Thursday, August 25, 2011


The Ocean Princess docked in Torshavn on the first sunny day we had seen since we arrived in Paris over a week ago. This is ironic because the climate is similar to that in Bergen--it rains 260 days a year. Because of the Gulf Stream, The Faroes have relatively mild winters and cool summers. Torshavn, which means "Thor's Harbor" is the capital of this self governing region of Denmark. The islands are literally in the middle of nowhere--North of Scotland, West of Norway, and Southeast of Iceland in the North Atlantic. They consist of 18 islands, some uninhabited, and only 50,000 people live in the whole country. The people are called Faroese, and they have their own language of the same name, derived from the Old Norse language of the Vikings.
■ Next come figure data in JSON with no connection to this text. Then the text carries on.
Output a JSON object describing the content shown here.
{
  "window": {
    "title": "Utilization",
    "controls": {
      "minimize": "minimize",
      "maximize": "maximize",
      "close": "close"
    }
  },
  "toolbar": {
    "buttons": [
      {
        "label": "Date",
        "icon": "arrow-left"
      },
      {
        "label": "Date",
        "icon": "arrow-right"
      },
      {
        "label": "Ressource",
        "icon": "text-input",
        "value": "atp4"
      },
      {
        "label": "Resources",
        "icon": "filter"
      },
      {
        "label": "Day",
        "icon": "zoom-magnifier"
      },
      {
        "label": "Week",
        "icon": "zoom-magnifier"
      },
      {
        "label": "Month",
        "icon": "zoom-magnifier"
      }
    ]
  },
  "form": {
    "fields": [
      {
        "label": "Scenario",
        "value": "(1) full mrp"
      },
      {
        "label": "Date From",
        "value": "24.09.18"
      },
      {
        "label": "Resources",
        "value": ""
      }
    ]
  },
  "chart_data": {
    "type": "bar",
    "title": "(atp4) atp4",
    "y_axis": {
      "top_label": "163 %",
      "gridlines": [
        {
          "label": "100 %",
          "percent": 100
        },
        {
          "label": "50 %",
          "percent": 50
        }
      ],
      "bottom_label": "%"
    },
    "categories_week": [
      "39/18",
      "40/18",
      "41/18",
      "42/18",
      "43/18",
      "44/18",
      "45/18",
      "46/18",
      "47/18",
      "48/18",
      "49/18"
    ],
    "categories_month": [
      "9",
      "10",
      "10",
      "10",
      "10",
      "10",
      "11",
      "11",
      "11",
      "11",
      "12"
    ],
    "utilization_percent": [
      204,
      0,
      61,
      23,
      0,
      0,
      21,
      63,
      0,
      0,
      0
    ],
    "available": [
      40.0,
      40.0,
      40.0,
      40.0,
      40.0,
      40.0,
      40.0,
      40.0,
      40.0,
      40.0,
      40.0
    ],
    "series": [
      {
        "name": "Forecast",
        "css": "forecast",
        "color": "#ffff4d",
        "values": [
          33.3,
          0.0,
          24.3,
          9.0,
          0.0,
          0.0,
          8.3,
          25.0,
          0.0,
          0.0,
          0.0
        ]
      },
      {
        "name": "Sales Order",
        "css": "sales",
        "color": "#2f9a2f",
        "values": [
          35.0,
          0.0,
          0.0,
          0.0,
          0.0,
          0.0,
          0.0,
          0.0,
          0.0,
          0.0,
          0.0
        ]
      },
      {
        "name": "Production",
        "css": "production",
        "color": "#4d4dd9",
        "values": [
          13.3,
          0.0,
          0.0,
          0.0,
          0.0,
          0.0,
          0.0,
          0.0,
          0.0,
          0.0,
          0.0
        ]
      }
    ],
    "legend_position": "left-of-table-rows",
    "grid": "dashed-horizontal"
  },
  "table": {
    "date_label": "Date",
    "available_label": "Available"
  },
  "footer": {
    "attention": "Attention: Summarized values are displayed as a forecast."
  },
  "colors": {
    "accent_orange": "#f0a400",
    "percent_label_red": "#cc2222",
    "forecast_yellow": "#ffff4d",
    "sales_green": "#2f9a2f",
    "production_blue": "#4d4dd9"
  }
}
Torshavn is a town of 13,000 with a harbor which can accommodate large ships. It is a pretty town on the side of a hill. The people live in colorfully painted houses with steeply sloped roofs. Many houses have grass roofs.

We drove an hour out of town to Vestmanna ("West Men") on the island of Streymoy. This area is known for its spectacular sheer cliffs, 2000 feet high, rising out of the water, which provide a home to millions of seabirds. Our small double-decked boat seated about 30 people. It was small enough to sail close to the rocky cliffs and through narrow channels and natural arches carved from the rocks by the ocean. Braving the cold winds, we sat outside on the top deck, and we were required to wear yellow hard hats to protect against the occasional falling rock. Kittiwakes, fulmars, guillemots and even puffins nested in the rock faces. Most looked like seagulls to the untrained eye. We could see the faces of the young birds peeking out of their nests.

Sheep roamed freely on the steep slopes, grazing on the grass. The farmers constructed fences to prevent wayward sheep from falling into the surf. Someone suggested that the sheep had Velcro on their hoofs, so they wouldn't roll off the steep grade. There were no trees, and it was explained to us that the sheep would eat the seedlings. Farming is minimal because of the short growing season. They do grow root vegetables like potatoes and carrots.

The other major industry is salmon farming. Salmon pens, large circles in the water, were scattered around the islands. About 90% of the Faroes' exports are fish, and 20%of these are farm raised.

In Torshavn, an elderly man confronted us on the street, handing (but not selling) us a photo of a cross that appeared in the sky on Ascension Day. He owned a small shop selling religious artifacts a few doors down, and we stopped in. In New York or Chicago, we would ignore the guy, but Dianne is much nicer to these people than I would be. We purchased a few postcards in his shop.